There is a risk that if the post-2015 agenda lowers the bar even further and is perceived as being focused only on a few countries while failing to address inequalities on a global scale, public frustration with development efforts will ensue. For a global agenda to obtain the public’s support, which is at the root of political commitment, both the poverty extremes and the inequalities that account for mass mobilisations, from the ‘indignados’ of Europe to the Arab Spring to the Occupy movement in the US, need to be addressed.

But, will the global community today be able to agree on such an ambitious agenda? If the non-starvation level as defined by ‘extreme poverty’ line is inadequate, how can ‘essential decency’ be defined internationally?

The good news is that this agenda – namely, the human rights agenda – has already been agreed upon and is already legally binding. As early as in 1948, the Universal Declaration of Human Rights combined the aspiration of freedom from fear and that of freedom from want. With the exception of sustainability, which can be constructed as the rights of future generations or the rights of Mother Nature, all other goals currently under discussion are already spelled out in the human rights instruments. This includes all civil and political rights, equality between women and men, rights of the child as well as the right to food, water, housing, health care and education, the right to work and rights at work, and the right to social security.

The definition of what constitutes a minimum social floor may differ from country to country, but international agreement is needed to identify obstacles beyond national jurisdiction that need to be removed, such as the impact of climate change or the threats posed by financial instability.

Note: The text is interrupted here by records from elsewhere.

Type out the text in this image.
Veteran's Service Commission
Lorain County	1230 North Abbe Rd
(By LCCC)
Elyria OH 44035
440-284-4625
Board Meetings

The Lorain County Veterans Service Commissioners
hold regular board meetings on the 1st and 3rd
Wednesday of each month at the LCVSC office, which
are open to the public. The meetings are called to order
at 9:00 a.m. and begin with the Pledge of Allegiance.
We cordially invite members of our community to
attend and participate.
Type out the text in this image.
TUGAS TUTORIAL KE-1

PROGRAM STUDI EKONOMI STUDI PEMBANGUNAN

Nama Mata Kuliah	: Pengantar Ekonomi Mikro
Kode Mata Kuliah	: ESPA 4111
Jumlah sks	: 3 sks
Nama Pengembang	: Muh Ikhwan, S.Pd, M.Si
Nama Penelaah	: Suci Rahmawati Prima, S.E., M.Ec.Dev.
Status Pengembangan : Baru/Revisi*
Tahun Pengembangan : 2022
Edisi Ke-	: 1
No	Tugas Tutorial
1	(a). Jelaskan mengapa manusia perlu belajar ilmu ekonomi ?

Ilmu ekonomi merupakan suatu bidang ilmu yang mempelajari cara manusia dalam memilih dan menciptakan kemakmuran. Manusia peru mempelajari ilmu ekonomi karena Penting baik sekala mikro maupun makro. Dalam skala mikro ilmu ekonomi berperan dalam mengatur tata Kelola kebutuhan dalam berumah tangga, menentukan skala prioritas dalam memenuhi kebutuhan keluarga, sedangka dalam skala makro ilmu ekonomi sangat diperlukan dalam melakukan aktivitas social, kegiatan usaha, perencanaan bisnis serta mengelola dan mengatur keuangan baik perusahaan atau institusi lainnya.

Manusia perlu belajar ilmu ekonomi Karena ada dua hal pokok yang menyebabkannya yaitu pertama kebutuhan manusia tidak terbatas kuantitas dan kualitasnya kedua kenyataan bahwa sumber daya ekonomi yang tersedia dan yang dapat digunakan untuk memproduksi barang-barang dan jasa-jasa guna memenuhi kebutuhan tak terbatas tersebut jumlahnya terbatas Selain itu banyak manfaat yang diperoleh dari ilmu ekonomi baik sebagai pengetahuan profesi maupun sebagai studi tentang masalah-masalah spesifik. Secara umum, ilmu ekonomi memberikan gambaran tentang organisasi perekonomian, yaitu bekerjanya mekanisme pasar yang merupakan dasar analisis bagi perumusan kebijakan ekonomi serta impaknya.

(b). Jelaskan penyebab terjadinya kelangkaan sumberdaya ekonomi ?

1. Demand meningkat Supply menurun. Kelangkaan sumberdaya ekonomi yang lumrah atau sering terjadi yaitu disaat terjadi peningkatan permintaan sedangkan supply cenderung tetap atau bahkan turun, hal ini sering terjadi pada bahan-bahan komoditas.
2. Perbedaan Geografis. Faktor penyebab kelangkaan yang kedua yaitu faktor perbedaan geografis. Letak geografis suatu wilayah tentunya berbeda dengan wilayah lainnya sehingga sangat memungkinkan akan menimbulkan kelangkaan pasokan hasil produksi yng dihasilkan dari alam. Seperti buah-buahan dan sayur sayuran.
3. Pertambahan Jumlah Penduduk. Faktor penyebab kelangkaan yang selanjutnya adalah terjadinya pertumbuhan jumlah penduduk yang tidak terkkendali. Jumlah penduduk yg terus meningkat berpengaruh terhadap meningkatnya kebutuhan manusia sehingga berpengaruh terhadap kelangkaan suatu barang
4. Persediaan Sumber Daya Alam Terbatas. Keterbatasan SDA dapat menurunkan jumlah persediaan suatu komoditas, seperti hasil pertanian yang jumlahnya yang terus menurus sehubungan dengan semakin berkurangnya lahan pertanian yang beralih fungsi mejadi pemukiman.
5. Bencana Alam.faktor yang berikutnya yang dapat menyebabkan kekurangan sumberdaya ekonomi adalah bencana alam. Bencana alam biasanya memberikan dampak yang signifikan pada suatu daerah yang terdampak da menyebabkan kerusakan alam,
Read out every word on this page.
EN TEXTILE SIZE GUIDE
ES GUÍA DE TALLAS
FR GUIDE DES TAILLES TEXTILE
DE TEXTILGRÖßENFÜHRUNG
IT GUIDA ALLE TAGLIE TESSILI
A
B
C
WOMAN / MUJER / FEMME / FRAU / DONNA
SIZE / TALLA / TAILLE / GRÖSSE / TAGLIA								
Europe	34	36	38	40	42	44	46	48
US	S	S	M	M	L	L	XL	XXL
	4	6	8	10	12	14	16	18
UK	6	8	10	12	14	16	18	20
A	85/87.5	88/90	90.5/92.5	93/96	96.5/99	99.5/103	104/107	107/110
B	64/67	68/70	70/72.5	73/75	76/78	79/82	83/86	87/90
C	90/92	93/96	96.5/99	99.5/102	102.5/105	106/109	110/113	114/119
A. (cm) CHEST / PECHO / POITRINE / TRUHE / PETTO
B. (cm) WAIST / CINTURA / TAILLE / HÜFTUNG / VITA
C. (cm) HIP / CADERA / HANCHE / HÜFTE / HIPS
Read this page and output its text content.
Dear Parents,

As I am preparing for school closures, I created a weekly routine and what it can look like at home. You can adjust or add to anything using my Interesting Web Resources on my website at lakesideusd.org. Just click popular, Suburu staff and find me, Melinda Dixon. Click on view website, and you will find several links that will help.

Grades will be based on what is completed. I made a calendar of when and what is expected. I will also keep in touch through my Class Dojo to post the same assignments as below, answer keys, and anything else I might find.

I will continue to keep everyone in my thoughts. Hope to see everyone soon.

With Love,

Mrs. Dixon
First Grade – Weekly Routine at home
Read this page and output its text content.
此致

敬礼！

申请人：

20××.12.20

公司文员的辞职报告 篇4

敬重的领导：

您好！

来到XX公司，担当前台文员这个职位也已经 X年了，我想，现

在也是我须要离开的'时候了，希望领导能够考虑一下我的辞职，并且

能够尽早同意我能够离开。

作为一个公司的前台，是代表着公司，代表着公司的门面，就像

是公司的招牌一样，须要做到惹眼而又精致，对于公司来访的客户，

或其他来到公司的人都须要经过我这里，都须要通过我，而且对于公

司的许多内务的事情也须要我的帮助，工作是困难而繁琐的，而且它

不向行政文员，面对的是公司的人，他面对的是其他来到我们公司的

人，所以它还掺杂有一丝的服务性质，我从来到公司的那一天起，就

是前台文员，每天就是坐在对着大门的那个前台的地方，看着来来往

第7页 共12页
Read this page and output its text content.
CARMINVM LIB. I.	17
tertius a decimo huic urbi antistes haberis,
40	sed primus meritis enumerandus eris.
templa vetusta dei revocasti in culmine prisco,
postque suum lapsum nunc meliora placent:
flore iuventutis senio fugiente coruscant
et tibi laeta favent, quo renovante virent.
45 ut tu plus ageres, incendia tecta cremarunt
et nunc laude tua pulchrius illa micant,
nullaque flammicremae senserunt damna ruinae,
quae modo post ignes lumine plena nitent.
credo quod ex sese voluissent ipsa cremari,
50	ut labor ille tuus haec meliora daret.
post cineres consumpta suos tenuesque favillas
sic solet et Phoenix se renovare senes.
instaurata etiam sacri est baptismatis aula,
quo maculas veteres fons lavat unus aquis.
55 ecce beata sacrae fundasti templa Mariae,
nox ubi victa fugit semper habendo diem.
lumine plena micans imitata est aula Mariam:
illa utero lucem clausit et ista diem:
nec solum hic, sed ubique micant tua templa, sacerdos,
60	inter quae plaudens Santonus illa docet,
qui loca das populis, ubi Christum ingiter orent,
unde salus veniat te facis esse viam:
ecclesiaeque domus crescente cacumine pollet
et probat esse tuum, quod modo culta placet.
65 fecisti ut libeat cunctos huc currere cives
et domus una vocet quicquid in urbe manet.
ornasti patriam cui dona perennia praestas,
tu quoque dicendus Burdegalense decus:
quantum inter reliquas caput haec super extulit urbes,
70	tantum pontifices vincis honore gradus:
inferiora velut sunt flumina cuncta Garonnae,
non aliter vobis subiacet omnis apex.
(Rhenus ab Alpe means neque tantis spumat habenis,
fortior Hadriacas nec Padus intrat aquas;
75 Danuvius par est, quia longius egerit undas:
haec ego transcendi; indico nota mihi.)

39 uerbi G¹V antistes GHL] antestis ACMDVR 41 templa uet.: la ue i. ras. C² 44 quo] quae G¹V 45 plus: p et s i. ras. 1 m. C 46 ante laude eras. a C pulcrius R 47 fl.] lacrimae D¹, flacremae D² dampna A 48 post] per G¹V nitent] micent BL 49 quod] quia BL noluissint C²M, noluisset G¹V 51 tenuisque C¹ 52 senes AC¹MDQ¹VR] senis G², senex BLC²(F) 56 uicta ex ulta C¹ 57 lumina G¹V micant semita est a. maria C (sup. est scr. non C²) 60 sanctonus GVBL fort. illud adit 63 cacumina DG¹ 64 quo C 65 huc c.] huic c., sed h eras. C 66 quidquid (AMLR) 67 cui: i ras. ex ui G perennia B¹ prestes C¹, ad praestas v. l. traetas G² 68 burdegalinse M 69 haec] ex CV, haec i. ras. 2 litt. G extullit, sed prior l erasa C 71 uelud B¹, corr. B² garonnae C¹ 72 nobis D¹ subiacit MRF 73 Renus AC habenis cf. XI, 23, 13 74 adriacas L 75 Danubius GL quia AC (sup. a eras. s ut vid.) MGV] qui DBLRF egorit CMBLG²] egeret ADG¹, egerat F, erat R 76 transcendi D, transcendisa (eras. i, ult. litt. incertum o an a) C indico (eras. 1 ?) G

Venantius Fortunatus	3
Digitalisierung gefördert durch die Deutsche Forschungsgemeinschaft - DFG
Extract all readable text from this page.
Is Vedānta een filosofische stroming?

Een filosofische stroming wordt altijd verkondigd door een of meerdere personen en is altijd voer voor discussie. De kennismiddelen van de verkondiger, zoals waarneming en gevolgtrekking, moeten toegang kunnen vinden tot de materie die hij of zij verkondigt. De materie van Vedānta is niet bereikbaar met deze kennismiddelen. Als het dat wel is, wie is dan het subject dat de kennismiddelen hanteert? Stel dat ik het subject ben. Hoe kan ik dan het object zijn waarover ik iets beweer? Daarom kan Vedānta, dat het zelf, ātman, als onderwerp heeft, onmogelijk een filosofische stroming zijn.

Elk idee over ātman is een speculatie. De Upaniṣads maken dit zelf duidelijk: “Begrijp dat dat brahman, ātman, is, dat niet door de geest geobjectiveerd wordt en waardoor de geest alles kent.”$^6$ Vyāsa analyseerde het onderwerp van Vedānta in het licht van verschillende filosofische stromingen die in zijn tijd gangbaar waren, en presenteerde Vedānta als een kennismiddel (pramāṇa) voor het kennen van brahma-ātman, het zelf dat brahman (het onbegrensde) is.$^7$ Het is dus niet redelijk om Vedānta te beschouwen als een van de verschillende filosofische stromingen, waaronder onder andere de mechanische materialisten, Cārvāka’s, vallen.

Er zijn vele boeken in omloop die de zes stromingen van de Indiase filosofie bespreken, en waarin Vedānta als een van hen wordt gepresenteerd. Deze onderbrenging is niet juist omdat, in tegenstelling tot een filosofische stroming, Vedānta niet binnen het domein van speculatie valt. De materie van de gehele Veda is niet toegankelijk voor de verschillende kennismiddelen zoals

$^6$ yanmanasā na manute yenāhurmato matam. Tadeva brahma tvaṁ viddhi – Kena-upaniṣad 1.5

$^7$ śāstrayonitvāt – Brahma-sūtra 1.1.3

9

Nonetheless, as expressed in a letter by two dozen special rapporteurs of the UN Council to the negotiators preparing for the Rio+20 Summit on sustainable development, ‘commitments will remain empty promises without effective monitoring and accountability.’

Such accountability, I want to argue, should be both international and domestic. Moreover, monitoring should be carried out through the Universal Periodic Review of the Human Rights Council or a similar ad hoc mechanism. Nationally, independent monitoring bodies should be created or strengthened, bodies ‘that enable civil society participation not only in defining the indicators to measure progress, but also in providing information to evaluate implementation’.

Unless a set of rigorous monitoring and accountability mechanisms are integrated into the new framework, we are likely to witness an ineffectual development agenda that fails to deliver.

Roberto Bissio is the Executive Director of Social Watch. This blog is an abridged version of Dag Hammarskjöld Foundation’s Development Dialogue Paper Series No. 1.